Объяснение крылось во внешности Кэролайн и ограниченных возможностях богатства. Ведь даже самые богатые люди могут находиться одновременно лишь в одном месте. Хотя у них может быть две, три и более резиденций. И однажды, находясь в квартире подобной персоны, она сообразила, что люди порой уезжают на шесть месяцев в Италию или их, например, переводят в Гонконг. Это были люди, принадлежавшие не к какой-то определенной нации, а к стране богатства. И они нуждаются в том, чтобы кто-нибудь передавал сообщения, пересылал корреспонденцию или поливал плакучие вишневые деревца в пентхаусе. Соглашения всегда бывали временными, и упоминание о том, что Кэролайн пребывала «между квартирами», «еще не устроившись в городе», еще больше упрощали их. Владельцы квартир, разумеется, знали правду или догадывались о том, что единственным ходатаем Кэролайн выступает ее красота, но им было также известно, что ее привлекательность наводит на мысль о том, что хозяин апартаментов – человек щедрый и утонченный. Присутствие Кэролайн было чем-то вроде лести самому себе.

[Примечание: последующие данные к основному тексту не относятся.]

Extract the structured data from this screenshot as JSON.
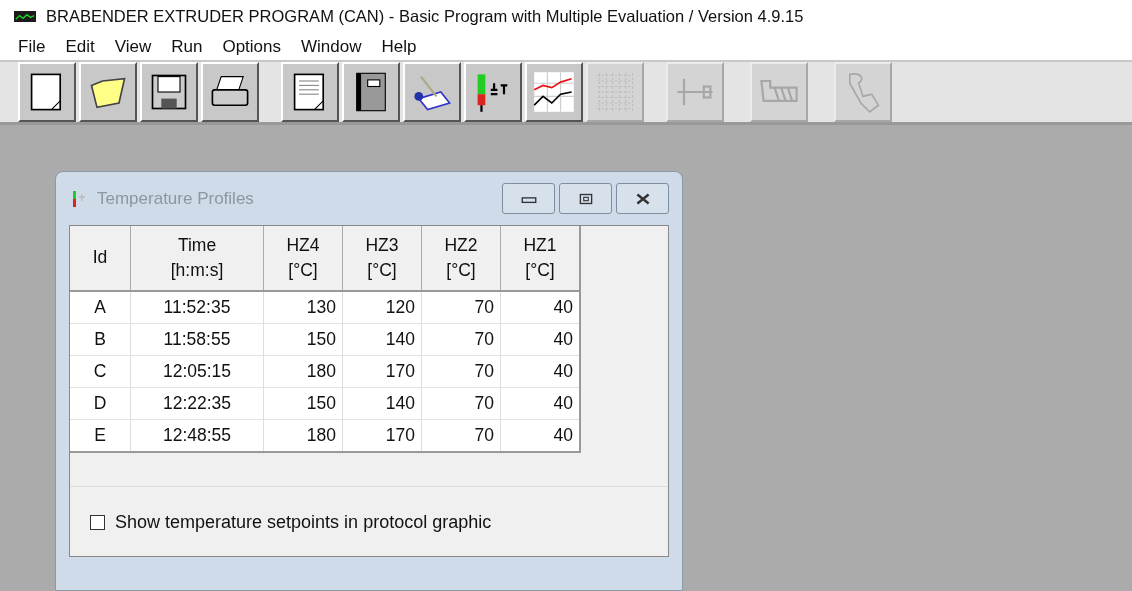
{
  "window": {
    "title": "BRABENDER EXTRUDER PROGRAM (CAN) - Basic Program with Multiple Evaluation / Version 4.9.15"
  },
  "menu": [
    "File",
    "Edit",
    "View",
    "Run",
    "Options",
    "Window",
    "Help"
  ],
  "toolbar": [
    [
      {
        "kind": "new",
        "disabled": false
      },
      {
        "kind": "open",
        "disabled": false
      },
      {
        "kind": "save",
        "disabled": false
      },
      {
        "kind": "print",
        "disabled": false
      }
    ],
    [
      {
        "kind": "document",
        "disabled": false
      },
      {
        "kind": "notebook",
        "disabled": false
      },
      {
        "kind": "writing",
        "disabled": false
      },
      {
        "kind": "thermometer",
        "disabled": false
      },
      {
        "kind": "chart",
        "disabled": false
      },
      {
        "kind": "grid",
        "disabled": true
      }
    ],
    [
      {
        "kind": "screw",
        "disabled": true
      },
      {
        "kind": "barrel",
        "disabled": true
      },
      {
        "kind": "hand",
        "disabled": true
      }
    ]
  ],
  "child_window": {
    "title": "Temperature Profiles",
    "table": {
      "columns": [
        {
          "name": "Id"
        },
        {
          "name": "Time",
          "unit": "[h:m:s]"
        },
        {
          "name": "HZ4",
          "unit": "[°C]"
        },
        {
          "name": "HZ3",
          "unit": "[°C]"
        },
        {
          "name": "HZ2",
          "unit": "[°C]"
        },
        {
          "name": "HZ1",
          "unit": "[°C]"
        }
      ],
      "rows": [
        [
          "A",
          "11:52:35",
          "130",
          "120",
          "70",
          "40"
        ],
        [
          "B",
          "11:58:55",
          "150",
          "140",
          "70",
          "40"
        ],
        [
          "C",
          "12:05:15",
          "180",
          "170",
          "70",
          "40"
        ],
        [
          "D",
          "12:22:35",
          "150",
          "140",
          "70",
          "40"
        ],
        [
          "E",
          "12:48:55",
          "180",
          "170",
          "70",
          "40"
        ]
      ]
    },
    "checkbox": {
      "label": "Show temperature setpoints in protocol graphic",
      "checked": false
    }
  }
}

Так она и перемещалась из одной квартиры в другую, едва сводя концы с концами среди роскоши, постоянно испытывая недостаток в наличных деньгах и все же тем или иным образом удерживаясь на плаву. В каждом месте она пристально изучала ковры, книги и фарфор. Еще она всегда прочитывала найденные письма и дневники и поражалась, какими несчастными бывают богатые или какими несчастными они себя воображают. Она знала, что ей надлежит быть осторожной относительно тех, кого она приводит в квартиру, чтобы до владельцев не дошли слухи о том, что она марает их доброе имя и ковры вместе с мужчинами, топающими по ним. А в многоквартирных домах всегда попадались мужчины «в возрасте», находившие ее интригующей, которые не могли не предложить ей «совет относительно капиталовложений» или маленькие подарки, стоившие больших денег, пока она помнила, что не стоит здороваться с мужчинами в присутствии их жен.
Тут я прерву изложение длинного рассказа Кэролайн, чтобы упомянуть, что даже слушая описание первых дней ее пребывания в Нью-Йорке, я не мог отделаться от странной мысли, что придет время, когда постаревшая Кэролайн будет кому-нибудь живописать эти дни. Если она не упомянет меня прямо, то, по крайней мере, распишет период, когда в возрасте чуть за тридцать она жила в двух шагах от Центрального парка и была обручена с Чарли. Я предполагал, что не захочу встретиться с нею в будущем, и в этом мне чудился отзвук печали, ибо сейчас, когда мне почти сорок, я нахожу женщин, всех женщин прекрасными. Нет, это неправда – не всех женщин. Но многих из них. Конечно, маленьких девочек, подростков и девушек между двадцатью и тридцатью годами. Но и женщины постарше, шестидесятилетние, семидесятилетние и даже восьмидесятилетние, бывают в равной степени неотразимыми. Кажется, что они знают так много. Они взирают на всех, кто моложе, мужчин ли, женщин, не важно, с мягкой ясностью во взгляде. Они прожили свой век или большую его часть и, наблюдая, как другие борятся за любовь, за самих себя, за уверенность в будущем, они вспоминают свою собственную борьбу. А еще есть пятидесятилетние женщины, они достигли возраста мудрости; они опустошены, и в них иногда ощущается горечь, но чаще они бывают сильными и выносливыми от долгого восхождения. В конечном счете они кажутся более уверенными в своих возможностях, в то время как мужчины их возраста начинают сдавать, потихоньку превращаясь в развалины, и остаток пути приносит им грузность или, наоборот, костлявость, сутулость, шишковатые и больные пальцы ног. Ну и, конечно, сорокалетние женщины. Этих воспламеняет сила желаний. Возможно, нет никого более сексуально привлекательного для мужчин, чем женщина от сорока до пятидесяти лет. Ей доступна безграничная свобода, и все же она знает, что время многое отнимает у нее даже тогда, когда преподносит более щедрые дары. Когда я был молодым человеком двадцати пяти лет от роду, я не мог разглядеть сексуальность – часто добытую ценой больших усилий – женщины лет, скажем, сорока трех. Но теперь я ее вижу. Это что-то вроде ореола.